The end is nigh so powerful magicians try to create people with amazing results.
BOOK REVIEW JACK VANCE THE DYING EARTH 1950 Orion – Gollancz
Vance’s debut novel and the opening volume of the four-book Tales Of The Dying earth quartet, the fourth book to be added to the Gollancz Fantasy Masterworks series.
It is actually a series of interconnected short stories set in an age millions of years into the future of Earth, decades before the Sun goes Red Dwarf to wipe us all out. Humanity is almost extinct, and in an age where science and sorcery are interchangeable, powerful wizards try to recreate people using alchemy and chemical cloning vats. Most of their experiments create short-lived monsters.

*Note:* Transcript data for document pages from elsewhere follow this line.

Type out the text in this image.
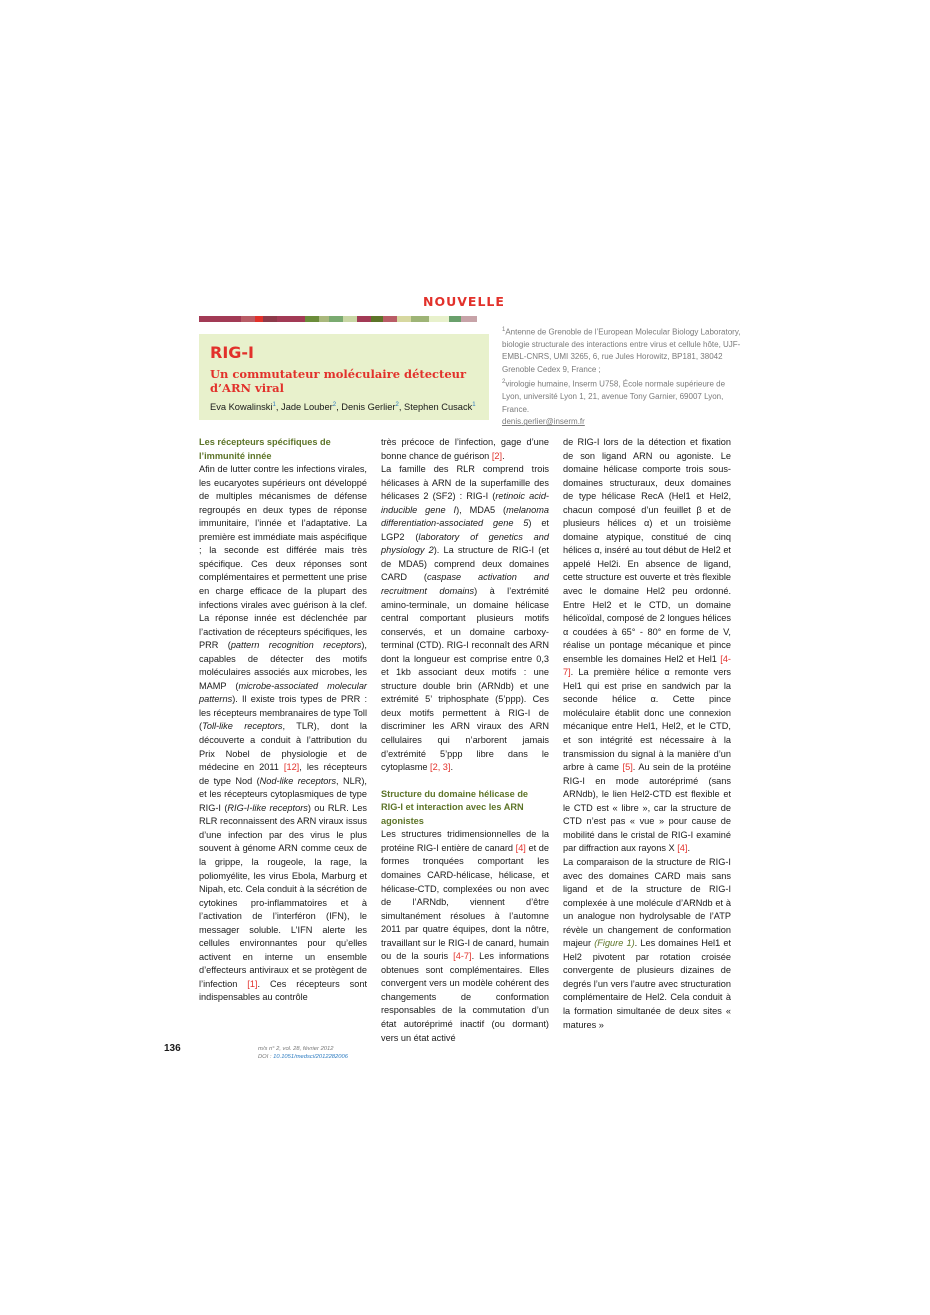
NOUVELLE
RIG-I
Un commutateur moléculaire détecteur d’ARN viral
Eva Kowalinski$^1$, Jade Louber$^2$, Denis Gerlier$^2$, Stephen Cusack$^1$
$^1$Antenne de Grenoble de l’European Molecular Biology Laboratory, biologie structurale des interactions entre virus et cellule hôte, UJF-EMBL-CNRS, UMI 3265, 6, rue Jules Horowitz, BP181, 38042 Grenoble Cedex 9, France ;
$^2$virologie humaine, Inserm U758, École normale supérieure de Lyon, université Lyon 1, 21, avenue Tony Garnier, 69007 Lyon, France.
denis.gerlier@inserm.fr

Les récepteurs spécifiques de l’immunité innée

Afin de lutter contre les infections virales, les eucaryotes supérieurs ont développé de multiples mécanismes de défense regroupés en deux types de réponse immunitaire, l’innée et l’adaptative. La première est immédiate mais aspécifique ; la seconde est différée mais très spécifique. Ces deux réponses sont complémentaires et permettent une prise en charge efficace de la plupart des infections virales avec guérison à la clef. La réponse innée est déclenchée par l’activation de récepteurs spécifiques, les PRR (pattern recognition receptors), capables de détecter des motifs moléculaires associés aux microbes, les MAMP (microbe-associated molecular patterns). Il existe trois types de PRR : les récepteurs membranaires de type Toll (Toll-like receptors, TLR), dont la découverte a conduit à l’attribution du Prix Nobel de physiologie et de médecine en 2011 [12], les récepteurs de type Nod (Nod-like receptors, NLR), et les récepteurs cytoplasmiques de type RIG-I (RIG-I-like receptors) ou RLR. Les RLR reconnaissent des ARN viraux issus d’une infection par des virus le plus souvent à génome ARN comme ceux de la grippe, la rougeole, la rage, la poliomyélite, les virus Ebola, Marburg et Nipah, etc. Cela conduit à la sécrétion de cytokines pro-inflammatoires et à l’activation de l’interféron (IFN), le messager soluble. L’IFN alerte les cellules environnantes pour qu’elles activent en interne un ensemble d’effecteurs antiviraux et se protègent de l’infection [1]. Ces récepteurs sont indispensables au contrôle

très précoce de l’infection, gage d’une bonne chance de guérison [2].

La famille des RLR comprend trois hélicases à ARN de la superfamille des hélicases 2 (SF2) : RIG-I (retinoic acid-inducible gene I), MDA5 (melanoma differentiation-associated gene 5) et LGP2 (laboratory of genetics and physiology 2). La structure de RIG-I (et de MDA5) comprend deux domaines CARD (caspase activation and recruitment domains) à l’extrémité amino-terminale, un domaine hélicase central comportant plusieurs motifs conservés, et un domaine carboxy-terminal (CTD). RIG-I reconnaît des ARN dont la longueur est comprise entre 0,3 et 1kb associant deux motifs : une structure double brin (ARNdb) et une extrémité 5’ triphosphate (5’ppp). Ces deux motifs permettent à RIG-I de discriminer les ARN viraux des ARN cellulaires qui n’arborent jamais d’extrémité 5’ppp libre dans le cytoplasme [2, 3].

Structure du domaine hélicase de RIG-I et interaction avec les ARN agonistes

Les structures tridimensionnelles de la protéine RIG-I entière de canard [4] et de formes tronquées comportant les domaines CARD-hélicase, hélicase, et hélicase-CTD, complexées ou non avec de l’ARNdb, viennent d’être simultanément résolues à l’automne 2011 par quatre équipes, dont la nôtre, travaillant sur le RIG-I de canard, humain ou de la souris [4-7]. Les informations obtenues sont complémentaires. Elles convergent vers un modèle cohérent des changements de conformation responsables de la commutation d’un état autoréprimé inactif (ou dormant) vers un état activé

de RIG-I lors de la détection et fixation de son ligand ARN ou agoniste. Le domaine hélicase comporte trois sous-domaines structuraux, deux domaines de type hélicase RecA (Hel1 et Hel2, chacun composé d’un feuillet β et de plusieurs hélices α) et un troisième domaine atypique, constitué de cinq hélices α, inséré au tout début de Hel2 et appelé Hel2i. En absence de ligand, cette structure est ouverte et très flexible avec le domaine Hel2 peu ordonné. Entre Hel2 et le CTD, un domaine hélicoïdal, composé de 2 longues hélices α coudées à 65° - 80° en forme de V, réalise un pontage mécanique et pince ensemble les domaines Hel2 et Hel1 [4-7]. La première hélice α remonte vers Hel1 qui est prise en sandwich par la seconde hélice α. Cette pince moléculaire établit donc une connexion mécanique entre Hel1, Hel2, et le CTD, et son intégrité est nécessaire à la transmission du signal à la manière d’un arbre à came [5]. Au sein de la protéine RIG-I en mode autoréprimé (sans ARNdb), le lien Hel2-CTD est flexible et le CTD est « libre », car la structure de CTD n’est pas « vue » pour cause de mobilité dans le cristal de RIG-I examiné par diffraction aux rayons X [4].

La comparaison de la structure de RIG-I avec des domaines CARD mais sans ligand et de la structure de RIG-I complexée à une molécule d’ARNdb et à un analogue non hydrolysable de l’ATP révèle un changement de conformation majeur (Figure 1). Les domaines Hel1 et Hel2 pivotent par rotation croisée convergente de plusieurs dizaines de degrés l’un vers l’autre avec structuration complémentaire de Hel2. Cela conduit à la formation simultanée de deux sites « matures »

136	m/s n° 2, vol. 28, février 2012
DOI : 10.1051/medsci/2012282006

Vance is not presenting a Frankenstein fable here, but a sense of lament for human beings and the desperate desire to have us back in strong numbers.
After one experiment fails spectacularly, a leading mage summons aid from another, for which he has to perform various near impossible magical tasks. This other magus has already failed to create a perfect woman, leaving his creation free to wander the World, though she is incapable of seeing or understanding what is beautiful. She tries to destroy every living thing, flowers and wizards alike.
Together, the magicians, one of who is never seen by the other, create a twin of the hate filled woman, and she is perfectly formed. She is even able to subdue her sister-clone’s passion for destruction. T’sais, the woman filled with hate, embarks on a quest to find love and beauty in he dying World, finding both love and hate on her quest.
In another thread, a wayfarer, who rashly tries to use it to gain a woman’s love, finds a powerful amulet carelessly discarded by one of the magicians. He finds himself pursed relentlessly by the unstoppable and terrifying, if aptly named Chun The Unavoidable.
Two other characters embark on a quest to find a library that holds the sum of all human knowledge, a place guarded and threatened by demonic ghosts. They find themselves assigned to protect it until the end of the World, which they know to be soon, but they value the work well enough to standby their duty.
Lyrical, unforgettable and deeply moving work, that ensured that Vance’s future work would be eagerly awaited and sought by SF fandom for many centuries to come – possibly until the Earth truly reaches its closing epoch.